Feds miss mark with parks cuts

If recent experience has taught me anything, it’s not to expect much in terms of positive for Western Canada and agriculture to come from the Stephen Harper government.

But when I heard recently about cuts from Harper’s budget about to impact the Motherwell Homestead Historic Site at Abernathy, I was not particularly shocked, but I was very disappointed.

The Motherwell Homestead will become a self-guided site in 2013 as a result of the impact from a $29.2 million budget cut to Parks Canada.

One of the great things about the Motherwell site has been having staff in period costume to help take you beyond the surface of looking at a display to really understanding what you are viewing.

It is one thing to see a horse drawn plow, and to read a little plaque about how it was done. It is decidedly more meaningful, and impactful to see a demonstration.

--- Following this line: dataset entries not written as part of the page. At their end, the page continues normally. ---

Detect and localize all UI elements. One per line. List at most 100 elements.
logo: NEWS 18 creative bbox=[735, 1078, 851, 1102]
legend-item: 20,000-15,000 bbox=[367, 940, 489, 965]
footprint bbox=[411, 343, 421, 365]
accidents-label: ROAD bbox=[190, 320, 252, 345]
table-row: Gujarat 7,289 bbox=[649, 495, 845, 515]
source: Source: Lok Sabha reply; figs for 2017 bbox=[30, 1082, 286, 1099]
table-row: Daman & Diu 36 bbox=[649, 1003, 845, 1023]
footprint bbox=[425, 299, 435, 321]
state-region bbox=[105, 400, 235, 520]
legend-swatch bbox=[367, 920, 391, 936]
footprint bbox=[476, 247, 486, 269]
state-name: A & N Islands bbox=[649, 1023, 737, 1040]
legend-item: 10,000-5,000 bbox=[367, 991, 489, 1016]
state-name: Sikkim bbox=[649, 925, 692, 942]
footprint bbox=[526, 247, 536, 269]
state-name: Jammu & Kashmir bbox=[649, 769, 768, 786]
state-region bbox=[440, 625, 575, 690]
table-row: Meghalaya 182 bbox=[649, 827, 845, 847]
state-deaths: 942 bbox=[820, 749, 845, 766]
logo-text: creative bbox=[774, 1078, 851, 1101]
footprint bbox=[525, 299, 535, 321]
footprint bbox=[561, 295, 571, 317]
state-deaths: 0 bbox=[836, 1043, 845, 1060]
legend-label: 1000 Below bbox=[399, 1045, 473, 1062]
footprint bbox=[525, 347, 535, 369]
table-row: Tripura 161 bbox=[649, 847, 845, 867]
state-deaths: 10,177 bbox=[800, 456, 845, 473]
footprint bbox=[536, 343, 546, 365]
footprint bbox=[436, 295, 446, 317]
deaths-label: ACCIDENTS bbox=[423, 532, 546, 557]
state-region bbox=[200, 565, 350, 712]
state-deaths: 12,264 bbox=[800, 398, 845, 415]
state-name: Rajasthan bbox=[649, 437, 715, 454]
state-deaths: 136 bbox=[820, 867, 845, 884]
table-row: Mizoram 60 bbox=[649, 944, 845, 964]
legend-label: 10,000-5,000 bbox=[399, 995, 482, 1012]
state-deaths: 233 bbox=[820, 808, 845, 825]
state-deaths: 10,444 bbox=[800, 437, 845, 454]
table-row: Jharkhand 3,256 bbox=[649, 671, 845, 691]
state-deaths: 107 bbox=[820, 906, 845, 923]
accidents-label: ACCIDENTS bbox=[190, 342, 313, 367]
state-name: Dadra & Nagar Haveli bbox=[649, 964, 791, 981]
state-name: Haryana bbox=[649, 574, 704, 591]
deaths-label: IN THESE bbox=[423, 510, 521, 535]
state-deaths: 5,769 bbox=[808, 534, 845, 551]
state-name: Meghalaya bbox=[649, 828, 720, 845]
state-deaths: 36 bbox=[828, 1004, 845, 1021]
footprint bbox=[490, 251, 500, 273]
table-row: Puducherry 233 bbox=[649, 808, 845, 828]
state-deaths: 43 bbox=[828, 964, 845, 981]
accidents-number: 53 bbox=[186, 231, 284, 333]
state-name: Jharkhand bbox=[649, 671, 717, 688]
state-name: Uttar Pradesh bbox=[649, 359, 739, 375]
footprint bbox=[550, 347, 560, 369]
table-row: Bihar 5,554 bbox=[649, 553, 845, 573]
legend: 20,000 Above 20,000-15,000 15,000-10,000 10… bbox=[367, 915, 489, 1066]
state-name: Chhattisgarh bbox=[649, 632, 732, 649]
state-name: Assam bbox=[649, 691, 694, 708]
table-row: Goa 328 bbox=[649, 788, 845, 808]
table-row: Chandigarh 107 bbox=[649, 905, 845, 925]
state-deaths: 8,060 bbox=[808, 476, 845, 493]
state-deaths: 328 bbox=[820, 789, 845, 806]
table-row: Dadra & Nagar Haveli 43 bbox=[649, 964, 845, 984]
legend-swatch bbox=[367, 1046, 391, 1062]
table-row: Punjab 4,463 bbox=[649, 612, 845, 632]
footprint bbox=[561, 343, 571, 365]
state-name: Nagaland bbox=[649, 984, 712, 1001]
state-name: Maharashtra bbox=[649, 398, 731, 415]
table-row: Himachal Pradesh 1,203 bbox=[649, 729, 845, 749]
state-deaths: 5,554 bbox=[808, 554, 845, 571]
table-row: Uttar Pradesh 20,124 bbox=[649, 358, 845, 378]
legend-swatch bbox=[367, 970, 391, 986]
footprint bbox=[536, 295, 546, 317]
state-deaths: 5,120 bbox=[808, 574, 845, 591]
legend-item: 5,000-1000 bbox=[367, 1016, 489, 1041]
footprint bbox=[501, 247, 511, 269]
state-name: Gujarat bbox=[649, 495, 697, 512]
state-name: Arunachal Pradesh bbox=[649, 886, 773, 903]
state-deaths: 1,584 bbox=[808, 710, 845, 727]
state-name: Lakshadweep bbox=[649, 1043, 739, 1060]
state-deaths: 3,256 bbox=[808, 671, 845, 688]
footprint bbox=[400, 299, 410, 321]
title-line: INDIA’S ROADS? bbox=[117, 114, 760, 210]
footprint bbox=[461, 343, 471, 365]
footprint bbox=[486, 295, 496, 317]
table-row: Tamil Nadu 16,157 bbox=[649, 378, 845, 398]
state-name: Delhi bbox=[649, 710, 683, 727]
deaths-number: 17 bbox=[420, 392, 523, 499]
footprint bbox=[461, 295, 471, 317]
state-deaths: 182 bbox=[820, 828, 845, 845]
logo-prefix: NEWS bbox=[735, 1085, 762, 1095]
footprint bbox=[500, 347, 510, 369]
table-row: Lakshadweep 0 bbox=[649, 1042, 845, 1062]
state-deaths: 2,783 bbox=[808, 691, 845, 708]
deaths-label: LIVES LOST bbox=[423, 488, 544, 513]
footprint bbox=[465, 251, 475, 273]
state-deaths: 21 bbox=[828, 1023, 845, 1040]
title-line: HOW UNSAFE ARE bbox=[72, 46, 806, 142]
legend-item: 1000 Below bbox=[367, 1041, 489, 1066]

That is where the Motherwell Homestead has shone, because it has offered agricultural programming that is meant to depict a prairie homestead, and the homestead is not just the cornerstone of agriculture today, but frankly of the Prairie Region as it exists today.

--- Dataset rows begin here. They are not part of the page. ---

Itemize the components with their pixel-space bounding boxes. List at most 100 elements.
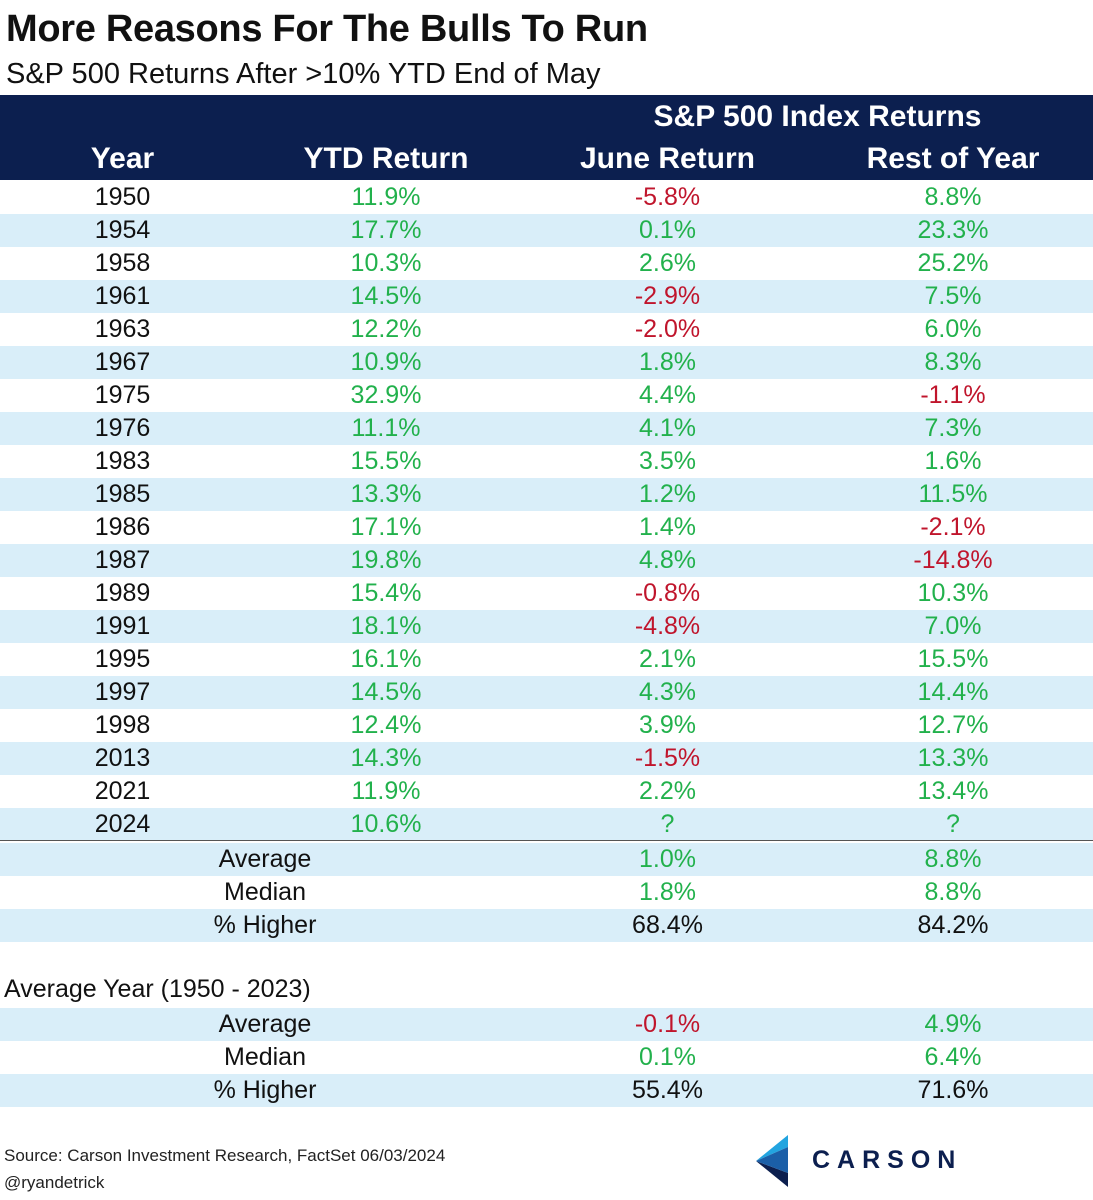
- summary-june-value: 1.0%: [639, 845, 696, 873]
- cell-rest-of-year: 8.8%: [924, 183, 982, 211]
- carson-logo: CARSON: [752, 1135, 982, 1187]
- summary-june-value: 68.4%: [632, 911, 703, 939]
- cell-june-return: 1.2%: [639, 480, 696, 508]
- cell-rest-of-year: 13.4%: [917, 777, 989, 805]
- cell-june-return: -2.9%: [634, 282, 701, 310]
- cell-ytd-return: 14.5%: [350, 678, 422, 706]
- cell-ytd-return: 32.9%: [350, 381, 422, 409]
- cell-rest-of-year: ?: [946, 810, 960, 838]
- cell-june-return: 2.2%: [639, 777, 696, 805]
- summary-label: Average: [218, 1010, 312, 1038]
- table-row: 1961 14.5% -2.9% 7.5%: [0, 280, 1093, 313]
- cell-june-return: 3.5%: [639, 447, 696, 475]
- cell-year: 2024: [94, 810, 151, 838]
- table-row: 1987 19.8% 4.8% -14.8%: [0, 544, 1093, 577]
- cell-rest-of-year: -2.1%: [920, 513, 986, 541]
- cell-june-return: -0.8%: [634, 579, 701, 607]
- table-row: 1998 12.4% 3.9% 12.7%: [0, 709, 1093, 742]
- cell-ytd-return: 15.4%: [350, 579, 422, 607]
- header-rest-of-year: Rest of Year: [866, 142, 1040, 175]
- cell-year: 1963: [94, 315, 151, 343]
- header-group-label: S&P 500 Index Returns: [653, 100, 982, 133]
- cell-rest-of-year: 6.0%: [924, 315, 982, 343]
- cell-ytd-return: 11.1%: [351, 414, 421, 442]
- table-row: 2013 14.3% -1.5% 13.3%: [0, 742, 1093, 775]
- cell-june-return: 0.1%: [639, 216, 696, 244]
- summary-label: Average: [218, 845, 312, 873]
- table-row: 1950 11.9% -5.8% 8.8%: [0, 181, 1093, 214]
- cell-rest-of-year: -1.1%: [920, 381, 986, 409]
- cell-ytd-return: 17.1%: [350, 513, 422, 541]
- cell-june-return: ?: [660, 810, 675, 838]
- cell-june-return: -1.5%: [634, 744, 701, 772]
- cell-june-return: 4.1%: [639, 414, 696, 442]
- chart-subtitle: S&P 500 Returns After >10% YTD End of Ma…: [6, 58, 601, 90]
- summary-june-value: -0.1%: [634, 1010, 701, 1038]
- cell-rest-of-year: 7.5%: [924, 282, 982, 310]
- cell-ytd-return: 11.9%: [351, 777, 421, 805]
- table-row: 1995 16.1% 2.1% 15.5%: [0, 643, 1093, 676]
- summary-row: Median 0.1% 6.4%: [0, 1041, 1093, 1074]
- summary-row: Average 1.0% 8.8%: [0, 843, 1093, 876]
- cell-ytd-return: 10.3%: [350, 249, 422, 277]
- summary-row: Median 1.8% 8.8%: [0, 876, 1093, 909]
- cell-ytd-return: 13.3%: [350, 480, 422, 508]
- cell-year: 1991: [94, 612, 151, 640]
- cell-ytd-return: 15.5%: [350, 447, 422, 475]
- cell-year: 2021: [94, 777, 151, 805]
- summary-label: % Higher: [213, 911, 317, 939]
- summary-row: % Higher 55.4% 71.6%: [0, 1074, 1093, 1107]
- table-row: 1967 10.9% 1.8% 8.3%: [0, 346, 1093, 379]
- table-row: 1976 11.1% 4.1% 7.3%: [0, 412, 1093, 445]
- cell-year: 1967: [94, 348, 151, 376]
- table-row: 1983 15.5% 3.5% 1.6%: [0, 445, 1093, 478]
- average-year-block: Average -0.1% 4.9% Median 0.1% 6.4% % Higher 55…: [0, 1008, 1093, 1107]
- cell-rest-of-year: 7.3%: [924, 414, 982, 442]
- cell-year: 1975: [94, 381, 151, 409]
- cell-ytd-return: 12.2%: [350, 315, 422, 343]
- table-row: 2021 11.9% 2.2% 13.4%: [0, 775, 1093, 808]
- cell-ytd-return: 14.3%: [350, 744, 422, 772]
- cell-rest-of-year: 1.6%: [924, 447, 982, 475]
- cell-ytd-return: 14.5%: [350, 282, 422, 310]
- cell-june-return: 4.4%: [639, 381, 696, 409]
- cell-ytd-return: 18.1%: [350, 612, 422, 640]
- table-row: 1986 17.1% 1.4% -2.1%: [0, 511, 1093, 544]
- cell-ytd-return: 19.8%: [350, 546, 422, 574]
- table-row: 1975 32.9% 4.4% -1.1%: [0, 379, 1093, 412]
- summary-rest-value: 84.2%: [917, 911, 989, 939]
- author-handle: @ryandetrick: [4, 1173, 105, 1192]
- cell-june-return: 1.4%: [639, 513, 696, 541]
- summary-rest-value: 6.4%: [924, 1043, 982, 1071]
- cell-year: 1976: [94, 414, 151, 442]
- header-june-return: June Return: [579, 142, 756, 175]
- cell-june-return: 1.8%: [639, 348, 696, 376]
- summary-row: Average -0.1% 4.9%: [0, 1008, 1093, 1041]
- cell-rest-of-year: 11.5%: [918, 480, 988, 508]
- cell-rest-of-year: 25.2%: [917, 249, 989, 277]
- cell-year: 1961: [94, 282, 151, 310]
- cell-rest-of-year: 7.0%: [924, 612, 982, 640]
- summary-block: Average 1.0% 8.8% Median 1.8% 8.8% % Higher 68.…: [0, 843, 1093, 942]
- cell-rest-of-year: 12.7%: [917, 711, 989, 739]
- table-row: 1997 14.5% 4.3% 14.4%: [0, 676, 1093, 709]
- cell-june-return: -2.0%: [634, 315, 701, 343]
- table-header: S&P 500 Index Returns Year YTD Return Ju…: [0, 95, 1093, 180]
- cell-ytd-return: 10.9%: [350, 348, 422, 376]
- cell-year: 1958: [94, 249, 151, 277]
- table-body: 1950 11.9% -5.8% 8.8% 1954 17.7% 0.1% 23.3% 1958…: [0, 181, 1093, 841]
- cell-year: 2013: [94, 744, 151, 772]
- cell-rest-of-year: 23.3%: [917, 216, 989, 244]
- cell-june-return: 2.6%: [639, 249, 696, 277]
- header-year: Year: [90, 142, 155, 175]
- cell-year: 1985: [94, 480, 151, 508]
- cell-june-return: -4.8%: [634, 612, 701, 640]
- cell-rest-of-year: 8.3%: [924, 348, 982, 376]
- cell-ytd-return: 11.9%: [351, 183, 421, 211]
- cell-ytd-return: 10.6%: [350, 810, 422, 838]
- cell-year: 1954: [94, 216, 151, 244]
- cell-june-return: 4.8%: [639, 546, 696, 574]
- summary-june-value: 55.4%: [632, 1076, 703, 1104]
- average-year-heading: Average Year (1950 - 2023): [4, 975, 311, 1003]
- cell-june-return: 3.9%: [639, 711, 696, 739]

The site has had people on-site doing demonstrations with horse-drawn implements showing how the land was broken and worked.

Go to the house, a beautiful heritage building filled with artifacts, but more importantly there has been the smell of fresh bread made by staff. It gives you a feeling of truly stepping back into our collective past.

For those unfamiliar with the site, it honours an important figure in agriculture.

William R. Motherwell was the province’s first agriculture minister, a more significant portfolio in the era given the importance of farming at that time.

Motherwell would later become federal minister in the Liberal government of prime minister William Lyon MacKenzie King.

Homesteaded near Abernethy in 1882 the Motherwell farm site was designated a national historic site in 1966.

The man, and our homesteading past deserve to be remembered, and that is best achieved by having qualified staff to help you understand what you are seeing.

Sadly our history apparently isn’t a particular priority for the federal Conservatives, and the Parks cuts will mean the loss of five staff at Motherwell.

And in terms of Saskatchewan five more staff are being lost at the Grasslands National Park at Val Marie, which at a time when we have growing interest in protecting natural ecosystems, the cuts again makes little sense.

Cuts to heritage programming make no sense when you factor in their importance to local economies, tourism, and the education of a new generation. Too bad Harper and his Cabinet couldn’t see that from Ottawa.

Calvin Daniels is Assistant Editor with Yorkton This Week.